Why is silver staining more sensitive?

Silver staining is the most sensitive colorimetric method for detecting total protein. The technique involves the deposition of metallic silver onto the surface of a gel at the locations of protein bands. Silver ions (from silver nitrate in the staining reagent) interact and bind with certain protein functional groups.

Why is silver staining more sensitive than Coomassie?

Coomassie Blue staining is approximately 50-fold less sensitive than silver staining, however due to its simplicity binding Coomassie Blue is preferred. Staining methods that allow destaining of gels makes them more appealing, as destaining may be needed for certain downstream applications.

Which protein staining method has the highest sensitivity?

silver staining
In terms of total protein detection, for example, silver staining is considered to be the most sensitive technique. However, the staining protocol is time-consuming and results are easily affected by a number of factors such as reagent quality, incubation times, and gel thickness [3].

When should I use silver stain?

Genomic and proteomic analysis. Silver staining is used to stain gels. The silver stain of proteins in Agarose gels was developed in 1973 by Kerenyi and Gallyas. Later it was adapted to polyacrylamide gels used in SDS-PAGE, and also for staining DNA or RNA.

Is silver staining more sensitive than Coomassie?

Silver staining is a more sensitive method of protein staining than Coomassie blue staining. Gels were washed in 45% aq. methanol 10% aq. acetic acid for 30 min, followed by 5% methanol 7% acetic acid for 30 min.

Is Coomassie blue reversible?

Sensitivity is higher than Ponceau S (<10 ng of BSA in 10 mins as blue bands) and the staining is reversible in 5 minutes.

Is silver stain quantitative?

Silver staining has a narrow linear dynamic range (the range at which the level of staining is linear to the concentration), making it less suitable for quantification.

Which staining reagent is used for staining proteins?

The most common method of in-gel protein detection is staining with Coomassie dye. These stains either use the G-250 (“colloidal”) or the R-250 form of the dye. Colloidal Coomassie stains can be formulated to effectively stain proteins within 1 hour and requires only water (no methanol or acetic acid) for destaining.

What does ethidium bromide stain?

The most commonly used stain for detecting DNA/RNA is ethidium bromide. Ethidium bromide is a DNA interchelator, inserting itself into the spaces between the base pairs of the double helix. Ethidium bromide is a sensitive, easy stain for DNA. It yields low background and a detection limit of 1-5 ng /band.

Why is silver staining used?

Why does Coomassie Blue stain?

Coomassie Blue stain is used to stain the protein bands in polyacrylamide gels. The dye binds more tightly to the proteins than the to the gel matrix, however, so the dye can subsequently be removed from only the protein-free parts of the gel using a similar solvent from which the dye is omitted. This is the destain.

What amino acid does Coomassie Blue react with to result in a blue color change?

Under acidic conditions, the dye reacts primarily with arginine and to a lesser extent with lysine, histidine, tyrosine, tryptophan, and phenylalanine residues in proteins, producing a blue color with an absorbance maximum at 595 nm (the absorption range is between 575 nm and 615 nm), and 0.2–20 μg of protein can be …

Which is more sensitive, silver or zinc staining?

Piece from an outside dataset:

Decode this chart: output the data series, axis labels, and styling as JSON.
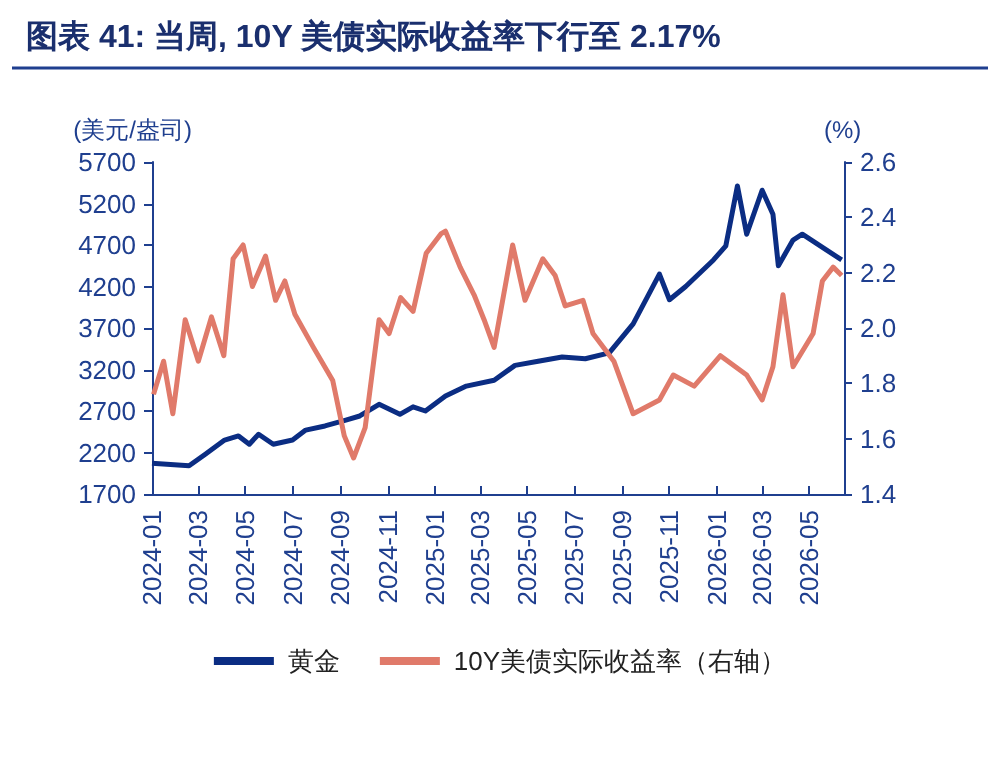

Zinc staining is as sensitive as typical silver staining (detects less than 1 ng of protein), and no fixation steps are required. Furthermore, the stain is easily removed, making this method compatible with MS or western blotting. Example gel stained with a zinc stain.

Are there any disadvantages to using silver stain?

Another disadvantage of silver staining is that the use of formaldehyde when fixing the gel makes silver staining incompatible with mass spectrometry.

How is silver staining used in protein detection?

What is silver staining? Silver staining is a special yet powerful staining technique that is used for the detection and identification of proteins in gels. This is because silver binds to the chemical terminal or side chains of amino groups i.e carboxyl and sulfhydryl groups.

How long does it take to sensitize silver stain?

Sensitize the gel using a tetrathionate sensitizing solution for 45 minutes. Rinse the gel with 20% ethanol in two-part (twice), at least 10 minutes for each wash. Rinse the gel four times with water, 10 minutes for each wash.